Using the follwing loss function and learning rate:
lr=0.001
criterion = nn.CrossEntropyLoss()
optimizer = torch.optim.Adam(net.parameters(), lr=lr)
Here when I am doing back prop:
output = net(inputs)
loss = criterion(output, labels)
Here my Labels for each example is jus 0 or 1 or 2. and output is the output of linear layer from the network(Size three for each example). Is this the right way to use this loss?
How do I find the best learning rate and optimizer?
Yes. Your output, the first argument to CrossEntropyLoss, being
the output of your linear layer, are triples of values that range from
-infinity to infinity, and can be understood as logits (in contrast to
probabilities, that would range from zero to one). Your labels are
single values in {0, 1, 2}, that is, they are integer categorical labels.

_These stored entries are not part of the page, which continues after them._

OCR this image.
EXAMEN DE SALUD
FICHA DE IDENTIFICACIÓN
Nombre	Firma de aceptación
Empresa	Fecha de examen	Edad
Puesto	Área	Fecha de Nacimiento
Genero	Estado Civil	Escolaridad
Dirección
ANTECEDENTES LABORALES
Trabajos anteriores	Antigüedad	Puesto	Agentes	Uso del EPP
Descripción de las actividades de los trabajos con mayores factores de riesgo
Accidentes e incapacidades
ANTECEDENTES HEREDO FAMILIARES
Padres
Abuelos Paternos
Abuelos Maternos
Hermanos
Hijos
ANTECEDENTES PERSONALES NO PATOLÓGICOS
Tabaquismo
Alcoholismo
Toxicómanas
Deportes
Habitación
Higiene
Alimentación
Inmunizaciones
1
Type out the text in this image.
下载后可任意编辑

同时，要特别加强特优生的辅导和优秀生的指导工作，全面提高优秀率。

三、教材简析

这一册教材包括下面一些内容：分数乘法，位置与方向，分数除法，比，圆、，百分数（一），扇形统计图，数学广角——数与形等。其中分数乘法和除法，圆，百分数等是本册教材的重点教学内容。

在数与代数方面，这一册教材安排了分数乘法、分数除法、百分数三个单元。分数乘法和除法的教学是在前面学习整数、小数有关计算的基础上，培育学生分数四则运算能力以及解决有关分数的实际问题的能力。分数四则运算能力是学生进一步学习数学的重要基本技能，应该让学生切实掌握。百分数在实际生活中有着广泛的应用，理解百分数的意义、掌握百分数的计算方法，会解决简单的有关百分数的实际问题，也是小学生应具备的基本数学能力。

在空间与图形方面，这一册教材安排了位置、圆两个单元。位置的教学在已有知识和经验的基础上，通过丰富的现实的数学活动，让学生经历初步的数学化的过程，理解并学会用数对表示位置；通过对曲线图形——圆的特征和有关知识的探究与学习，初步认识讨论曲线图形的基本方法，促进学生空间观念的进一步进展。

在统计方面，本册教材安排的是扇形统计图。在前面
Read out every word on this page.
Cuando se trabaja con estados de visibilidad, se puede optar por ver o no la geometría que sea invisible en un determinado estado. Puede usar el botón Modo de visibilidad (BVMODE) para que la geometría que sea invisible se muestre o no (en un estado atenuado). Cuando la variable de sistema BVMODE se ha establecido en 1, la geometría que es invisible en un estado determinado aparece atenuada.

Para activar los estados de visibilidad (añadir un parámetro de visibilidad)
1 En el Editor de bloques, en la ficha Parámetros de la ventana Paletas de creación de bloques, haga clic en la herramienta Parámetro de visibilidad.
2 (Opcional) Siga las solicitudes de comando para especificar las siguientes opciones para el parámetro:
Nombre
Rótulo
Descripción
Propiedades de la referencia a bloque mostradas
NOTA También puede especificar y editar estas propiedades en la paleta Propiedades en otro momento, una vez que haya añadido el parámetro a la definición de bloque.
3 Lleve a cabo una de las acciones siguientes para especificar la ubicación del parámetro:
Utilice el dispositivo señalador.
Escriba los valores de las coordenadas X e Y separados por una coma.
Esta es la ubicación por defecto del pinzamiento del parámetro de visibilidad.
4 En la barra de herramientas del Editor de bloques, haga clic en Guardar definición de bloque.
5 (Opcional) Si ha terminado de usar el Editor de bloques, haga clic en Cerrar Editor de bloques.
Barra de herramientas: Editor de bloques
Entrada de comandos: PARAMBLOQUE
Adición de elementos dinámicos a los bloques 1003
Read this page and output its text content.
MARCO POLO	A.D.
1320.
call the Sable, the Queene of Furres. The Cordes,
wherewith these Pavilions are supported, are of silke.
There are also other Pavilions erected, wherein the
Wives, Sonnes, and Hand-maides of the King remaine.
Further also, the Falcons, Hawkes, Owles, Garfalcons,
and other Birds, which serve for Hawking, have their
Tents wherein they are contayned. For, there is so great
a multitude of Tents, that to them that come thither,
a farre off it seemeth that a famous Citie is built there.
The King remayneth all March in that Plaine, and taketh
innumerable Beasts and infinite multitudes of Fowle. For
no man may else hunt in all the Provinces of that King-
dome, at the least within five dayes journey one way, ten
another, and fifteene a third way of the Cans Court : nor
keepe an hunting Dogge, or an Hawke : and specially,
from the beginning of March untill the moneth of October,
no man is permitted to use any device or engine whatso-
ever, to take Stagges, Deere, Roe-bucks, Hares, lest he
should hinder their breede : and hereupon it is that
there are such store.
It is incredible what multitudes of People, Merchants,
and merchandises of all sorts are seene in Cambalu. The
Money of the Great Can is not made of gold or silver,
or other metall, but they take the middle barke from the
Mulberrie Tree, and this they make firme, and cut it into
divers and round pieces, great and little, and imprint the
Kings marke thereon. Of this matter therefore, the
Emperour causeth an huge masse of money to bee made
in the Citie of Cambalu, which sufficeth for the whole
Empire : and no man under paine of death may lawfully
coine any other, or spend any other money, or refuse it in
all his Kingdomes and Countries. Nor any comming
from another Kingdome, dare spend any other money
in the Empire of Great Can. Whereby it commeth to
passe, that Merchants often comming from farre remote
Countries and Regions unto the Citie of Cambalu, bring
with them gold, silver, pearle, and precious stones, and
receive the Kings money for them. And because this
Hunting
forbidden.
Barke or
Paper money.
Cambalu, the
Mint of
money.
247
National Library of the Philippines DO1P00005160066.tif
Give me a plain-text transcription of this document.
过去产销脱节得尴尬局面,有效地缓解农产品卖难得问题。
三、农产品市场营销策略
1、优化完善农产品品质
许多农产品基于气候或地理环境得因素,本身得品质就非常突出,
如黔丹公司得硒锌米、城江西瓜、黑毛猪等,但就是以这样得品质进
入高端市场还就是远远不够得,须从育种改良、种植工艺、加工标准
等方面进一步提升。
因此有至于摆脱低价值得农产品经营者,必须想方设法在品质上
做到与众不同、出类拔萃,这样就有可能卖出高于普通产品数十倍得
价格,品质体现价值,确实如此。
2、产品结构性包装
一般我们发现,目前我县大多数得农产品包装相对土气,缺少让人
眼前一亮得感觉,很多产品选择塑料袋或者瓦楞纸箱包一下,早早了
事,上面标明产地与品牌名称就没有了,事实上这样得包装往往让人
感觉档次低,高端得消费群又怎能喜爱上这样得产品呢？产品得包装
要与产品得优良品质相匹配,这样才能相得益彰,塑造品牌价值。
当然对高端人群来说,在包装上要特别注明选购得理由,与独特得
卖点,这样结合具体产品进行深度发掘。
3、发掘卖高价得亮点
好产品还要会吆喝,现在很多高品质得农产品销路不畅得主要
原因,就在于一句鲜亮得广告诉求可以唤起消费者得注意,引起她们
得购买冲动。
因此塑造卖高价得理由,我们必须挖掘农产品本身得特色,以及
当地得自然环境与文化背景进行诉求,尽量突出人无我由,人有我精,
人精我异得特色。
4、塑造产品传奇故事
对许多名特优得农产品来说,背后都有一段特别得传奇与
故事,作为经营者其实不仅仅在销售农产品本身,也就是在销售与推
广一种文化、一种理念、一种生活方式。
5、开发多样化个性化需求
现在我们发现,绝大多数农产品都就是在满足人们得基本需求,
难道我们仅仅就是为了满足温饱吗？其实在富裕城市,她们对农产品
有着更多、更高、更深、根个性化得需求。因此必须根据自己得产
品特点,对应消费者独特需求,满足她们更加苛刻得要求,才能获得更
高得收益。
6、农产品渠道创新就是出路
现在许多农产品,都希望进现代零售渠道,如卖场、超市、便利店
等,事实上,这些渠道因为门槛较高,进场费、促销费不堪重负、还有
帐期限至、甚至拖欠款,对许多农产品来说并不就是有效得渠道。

This is what CrossEntropyLoss expects. (Internally, in effect, CrossEntropyLoss converts the logits you pass it into probabilities
by, in effect, passing them through a softmax function.)
Experimentation. Too small a learning rate, and your network will
train slowly; too large, it will jump around or become unstable.
The Adam optimizer can be a good choice. I would also suggest
trying, at least as a baseline, the plain-vanilla SGD optimizer (again
with a variety of learning rates).